Hawton’s research proves that non-sensational, responsible media reporting is also a way to reduce suicides and is known as the ‘Papageno effect’, whereby offering crisis line numbers and expert advice in newspaper articles diminishes suicides. This is contrary to the popular notion that talking about suicide makes people want to commit suicide. People in crisis want to remove the helplessness they are going through and not actually kill themselves. They crave a listening ear to ‘kill’ the pain, not themselves (IASP, 2017). The ‘Werther effect’, also researched by Hawton, is copycat suicide behaviour due to unnecessarily graphic articles about suicides. This may increase newspaper sales but sadly also increases the suicide rate.

Hawton advocates that crisis teams should adopt WHO’s Brief Intervention and Contact (BIC) method for people who were discharged home from hospital after a suicide attempt.
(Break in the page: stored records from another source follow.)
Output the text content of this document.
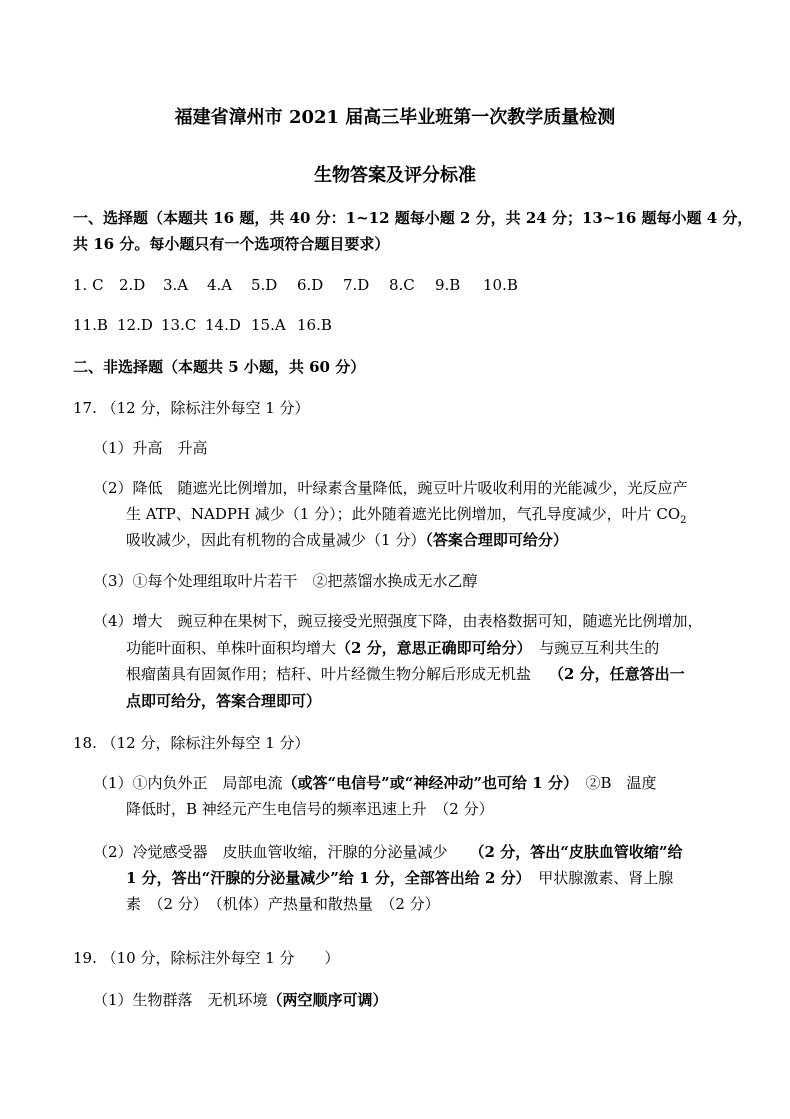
福建省漳州市 2021 届高三毕业班第一次教学质量检测
生物答案及评分标准
一、选择题（本题共 16 题，共 40 分：1~12 题每小题 2 分，共 24 分；13~16 题每小题 4 分，
共 16 分。每小题只有一个选项符合题目要求）
1. C 2.D 3.A 4.A 5.D 6.D 7.D 8.C 9.B 10.B
11.B 12.D 13.C 14.D 15.A 16.B
二、非选择题（本题共 5 小题，共 60 分）
17. （12 分，除标注外每空 1 分）
（1）升高　升高
（2）降低　随遮光比例增加，叶绿素含量降低，豌豆叶片吸收利用的光能减少，光反应产
生 ATP、NADPH 减少（1 分）；此外随着遮光比例增加，气孔导度减少，叶片 $CO_2$
吸收减少，因此有机物的合成量减少（1 分）（答案合理即可给分）
（3）①每个处理组取叶片若干　②把蒸馏水换成无水乙醇
（4）增大　豌豆种在果树下，豌豆接受光照强度下降，由表格数据可知，随遮光比例增加，
功能叶面积、单株叶面积均增大（2 分，意思正确即可给分）　与豌豆互利共生的
根瘤菌具有固氮作用；桔秆、叶片经微生物分解后形成无机盐 （2 分，任意答出一
点即可给分，答案合理即可）
18. （12 分，除标注外每空 1 分）
（1）①内负外正　局部电流（或答“电信号”或“神经冲动”也可给 1 分）　②B　温度
降低时，B 神经元产生电信号的频率迅速上升　（2 分）
（2）冷觉感受器　皮肤血管收缩，汗腺的分泌量减少 （2 分，答出“皮肤血管收缩”给
1 分，答出“汗腺的分泌量减少”给 1 分，全部答出给 2 分）　甲状腺激素、肾上腺
素　（2 分）　（机体）产热量和散热量　（2 分）
19. （10 分，除标注外每空 1 分　　）
（1）生物群落　无机环境（两空顺序可调）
In essence, this evidence-based approach diminishes suicides by having a one-hour individual information session pre-discharge and nine follow-up contacts (phone calls, internet contact or home visits) post-discharge (British Journal of Psychiatry, 2017). CRM’s success in saving lives is precisely because it has been doing this since its inception principally through its Facebook page (Crisis Resolution Malta) and crisis line (+356 9933 9966).

Furthermore, this strategy must prioritise the person’s psychosocial needs and “focus on the particular circumstances, characteristics and meanings that seem likely to have precipitated this suicidal ideation and destructive behaviour” (British Journal of Psychiatry, 2017).
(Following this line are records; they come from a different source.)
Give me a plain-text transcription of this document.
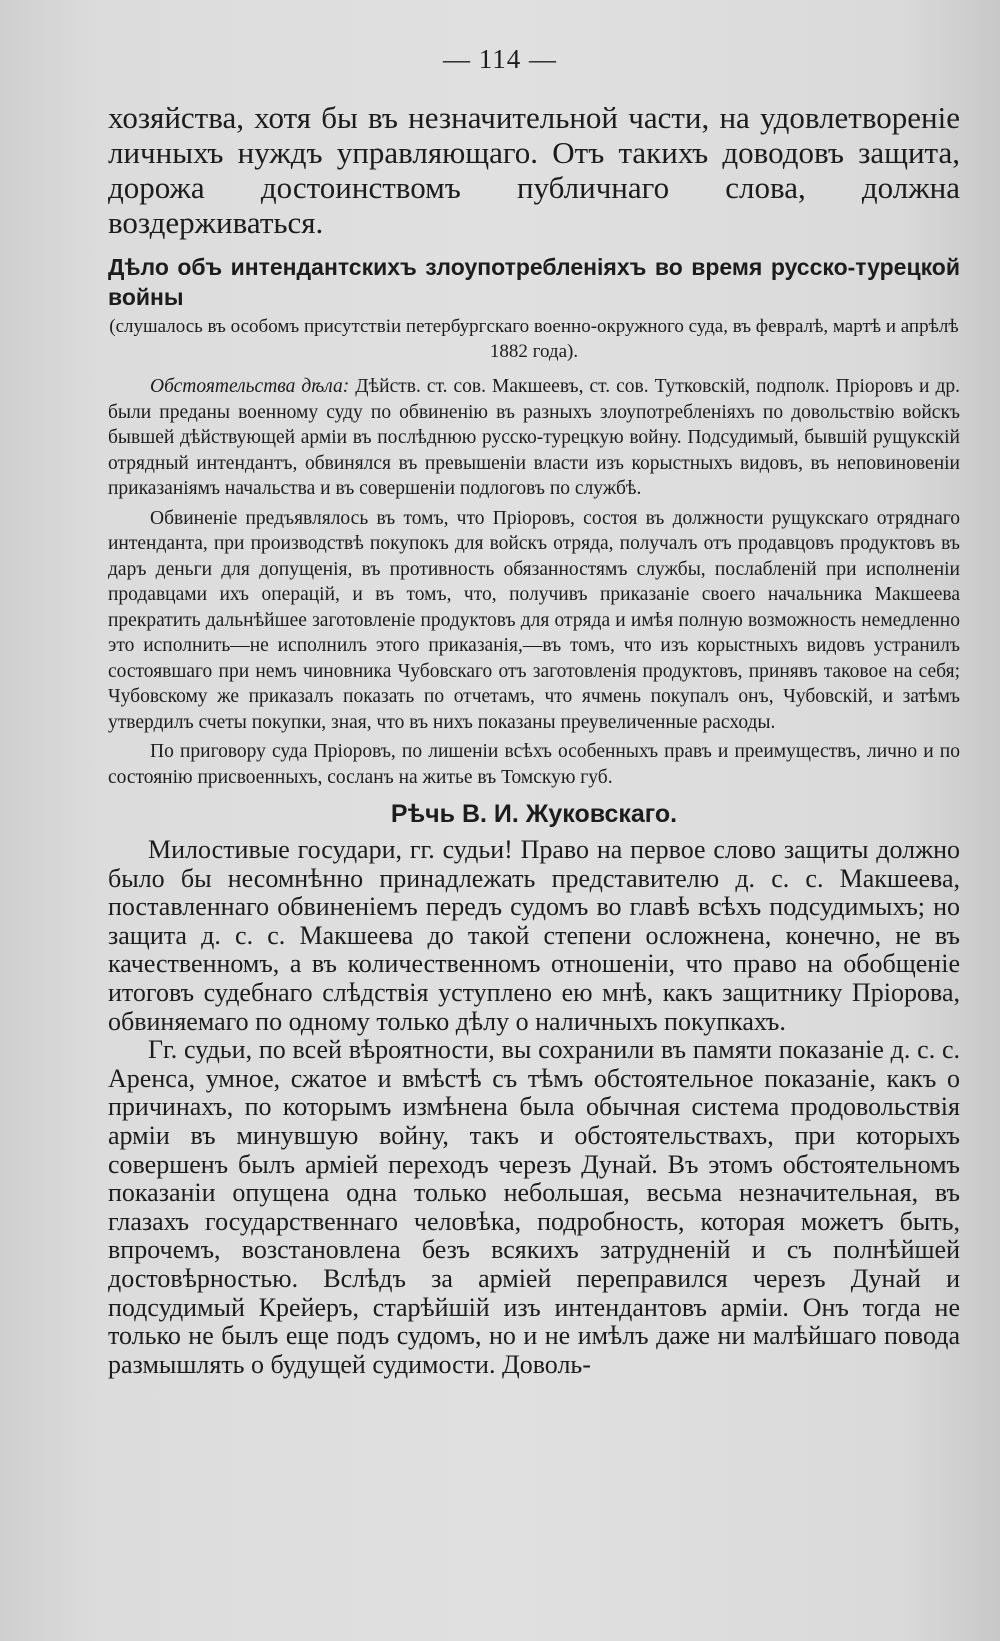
— 114 —

хозяйства, хотя бы въ незначительной части, на удовлетвореніе личныхъ нуждъ управляющаго. Отъ такихъ доводовъ защита, дорожа достоинствомъ публичнаго слова, должна воздерживаться.

Дѣло объ интендантскихъ злоупотребленіяхъ во время русско-турецкой войны
(слушалось въ особомъ присутствіи петербургскаго военно-окружного суда, въ февралѣ, мартѣ и апрѣлѣ 1882 года).

Обстоятельства дѣла: Дѣйств. ст. сов. Макшеевъ, ст. сов. Тутковскій, подполк. Пріоровъ и др. были преданы военному суду по обвиненію въ разныхъ злоупотребленіяхъ по довольствію войскъ бывшей дѣйствующей арміи въ послѣднюю русско-турецкую войну. Подсудимый, бывшій рущукскій отрядный интендантъ, обвинялся въ превышеніи власти изъ корыстныхъ видовъ, въ неповиновеніи приказаніямъ начальства и въ совершеніи подлоговъ по службѣ.

Обвиненіе предъявлялось въ томъ, что Пріоровъ, состоя въ должности рущукскаго отряднаго интенданта, при производствѣ покупокъ для войскъ отряда, получалъ отъ продавцовъ продуктовъ въ даръ деньги для допущенія, въ противность обязанностямъ службы, послабленій при исполненіи продавцами ихъ операцій, и въ томъ, что, получивъ приказаніе своего начальника Макшеева прекратить дальнѣйшее заготовленіе продуктовъ для отряда и имѣя полную возможность немедленно это исполнить—не исполнилъ этого приказанія,—въ томъ, что изъ корыстныхъ видовъ устранилъ состоявшаго при немъ чиновника Чубовскаго отъ заготовленія продуктовъ, принявъ таковое на себя; Чубовскому же приказалъ показать по отчетамъ, что ячмень покупалъ онъ, Чубовскій, и затѣмъ утвердилъ счеты покупки, зная, что въ нихъ показаны преувеличенные расходы.

По приговору суда Пріоровъ, по лишеніи всѣхъ особенныхъ правъ и преимуществъ, лично и по состоянію присвоенныхъ, сосланъ на житье въ Томскую губ.

Рѣчь В. И. Жуковскаго.

Милостивые государи, гг. судьи! Право на первое слово защиты должно было бы несомнѣнно принадлежать представителю д. с. с. Макшеева, поставленнаго обвиненіемъ передъ судомъ во главѣ всѣхъ подсудимыхъ; но защита д. с. с. Макшеева до такой степени осложнена, конечно, не въ качественномъ, а въ количественномъ отношеніи, что право на обобщеніе итоговъ судебнаго слѣдствія уступлено ею мнѣ, какъ защитнику Пріорова, обвиняемаго по одному только дѣлу о наличныхъ покупкахъ.

Гг. судьи, по всей вѣроятности, вы сохранили въ памяти показаніе д. с. с. Аренса, умное, сжатое и вмѣстѣ съ тѣмъ обстоятельное показаніе, какъ о причинахъ, по которымъ измѣнена была обычная система продовольствія арміи въ минувшую войну, такъ и обстоятельствахъ, при которыхъ совершенъ былъ арміей переходъ черезъ Дунай. Въ этомъ обстоятельномъ показаніи опущена одна только небольшая, весьма незначительная, въ глазахъ государственнаго человѣка, подробность, которая можетъ быть, впрочемъ, возстановлена безъ всякихъ затрудненій и съ полнѣйшей достовѣрностью. Вслѣдъ за арміей переправился черезъ Дунай и подсудимый Крейеръ, старѣйшій изъ интендантовъ арміи. Онъ тогда не только не былъ еще подъ судомъ, но и не имѣлъ даже ни малѣйшаго повода размышлять о будущей судимости. Доволь-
Taking care of self-harmers, suicide survivors, their loved ones and the relatives of those who succumb to suicide is also vital. This strategy endeavours to meet the WHO target to cut the suicide rate (at present six per 100,000) by 10 per cent in 2020. Involving stakeholders is imperative.

However, people are not mere statistics, as those who work in the field will attest. Ask any crisis professional who attends the funeral of a person who committed suicide. The shrieks of the pale widow, toddler in tow, standing listless by the coffin, held upright by her distraught brothers screaming: “Għaliex ħallejtna waħedna? Għaliex m’għedtlix?” (‘Why did you leave us alone? Why didn’t you tell me?’), remain etched in the mind of even the most hardened professional. What do you do to appease the pain? How can you help heal the lifelong hurt?

This challenge cannot remain unaddress­ed locally. People keep dying uselessly every month. Life is beautiful and we need a stra­tegy to spot and help those in need. What if one of your loved ones were involved? Would you care about suicide then?

Mark Xuereb is a psychiatrist who manages crisis teams and is a visiting university lecturer.